What’s the going rate, the market value, for refugees and asylum seekers these days? Ask the Australian government.
Australia and Cambodia are close to finalizing a deal on refugees. No one seems to know the details of this arrangement, because both countries are keeping it very hush-hush. But what we do know is it involves refugees and asylum seekers being moved from Australia’s catastrophic adventure in Nauru, to Cambodia. Some, in the Cambodia opposition, say this could involve as many as 1000 refugees, and they are most likely going to be `relocated’ on a remote island off the coast of Cambodia.
We also know that Australia is one of Cambodia’s largest aid donors. Over the past four years, for example, Australia has donated over $329 million to Cambodia. We know that Cambodia is one of the poorest countries in the world. We also know that Australia has criticized Cambodia’s human rights record, more than once and most recently at the United Nations.
We are told that refugees will be `relocated’ only if they volunteer, but if they refuse to volunteer, their refugee status will be reviewed.
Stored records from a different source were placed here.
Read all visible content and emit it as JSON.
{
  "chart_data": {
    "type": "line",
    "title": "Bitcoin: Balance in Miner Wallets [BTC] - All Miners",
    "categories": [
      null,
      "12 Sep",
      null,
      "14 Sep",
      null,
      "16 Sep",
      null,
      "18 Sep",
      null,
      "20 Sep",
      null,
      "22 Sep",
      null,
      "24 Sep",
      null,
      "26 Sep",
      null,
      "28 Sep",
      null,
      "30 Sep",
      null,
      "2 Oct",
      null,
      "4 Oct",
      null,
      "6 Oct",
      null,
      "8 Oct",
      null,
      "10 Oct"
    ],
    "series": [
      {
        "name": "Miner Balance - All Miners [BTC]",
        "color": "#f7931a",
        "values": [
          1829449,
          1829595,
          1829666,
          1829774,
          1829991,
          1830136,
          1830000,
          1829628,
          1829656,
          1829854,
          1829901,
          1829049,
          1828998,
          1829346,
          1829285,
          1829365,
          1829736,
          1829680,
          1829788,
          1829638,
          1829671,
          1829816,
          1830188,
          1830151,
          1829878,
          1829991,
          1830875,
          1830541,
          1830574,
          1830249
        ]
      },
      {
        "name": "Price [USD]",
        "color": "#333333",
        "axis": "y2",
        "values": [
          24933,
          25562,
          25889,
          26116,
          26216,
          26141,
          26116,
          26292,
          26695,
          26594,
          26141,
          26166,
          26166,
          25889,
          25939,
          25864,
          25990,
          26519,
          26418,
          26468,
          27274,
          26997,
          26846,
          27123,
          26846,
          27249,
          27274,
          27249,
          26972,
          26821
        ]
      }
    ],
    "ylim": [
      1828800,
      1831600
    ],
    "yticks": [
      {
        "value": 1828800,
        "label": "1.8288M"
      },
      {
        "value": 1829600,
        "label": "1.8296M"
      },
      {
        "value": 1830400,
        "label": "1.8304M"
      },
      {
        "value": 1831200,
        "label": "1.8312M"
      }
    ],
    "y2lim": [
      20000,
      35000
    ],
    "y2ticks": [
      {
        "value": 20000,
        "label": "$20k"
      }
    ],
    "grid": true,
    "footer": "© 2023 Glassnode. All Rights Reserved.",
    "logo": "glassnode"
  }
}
In both Cambodia and Australia, opposition to this deal has been fierce and intense. Much of it has centered on the conditions in Cambodia and the folly of sending refugees, many of them fleeing the violence of conflict zones, to an area just emerging from a long and brutal civil war. Others point to the economic hardship of life in Cambodia and others to the difficult political, civil and human rights situation.
What about the marketization of refugees and asylum seekers? Australia won’t be `relocating’ refugees. It will be dumping human beings, like so much cargo, and wiping its hands clean … or dirty. One thousand human beings who have asked for help and have already been dumped on one inhospitable island are now to be dumped again on another, even more inhospitable island? This `deal’ takes the privatization of `care’ for asylum seekers and refugees to a new, and yet very old, place: offshoring.
Cambodia will `volunteer’ to take the refugees because Australia has offered it cold, hard cash, or financial benefits. And so the entire region will become one giant marketplace for human cargo, not quite slaves, not quite not slaves.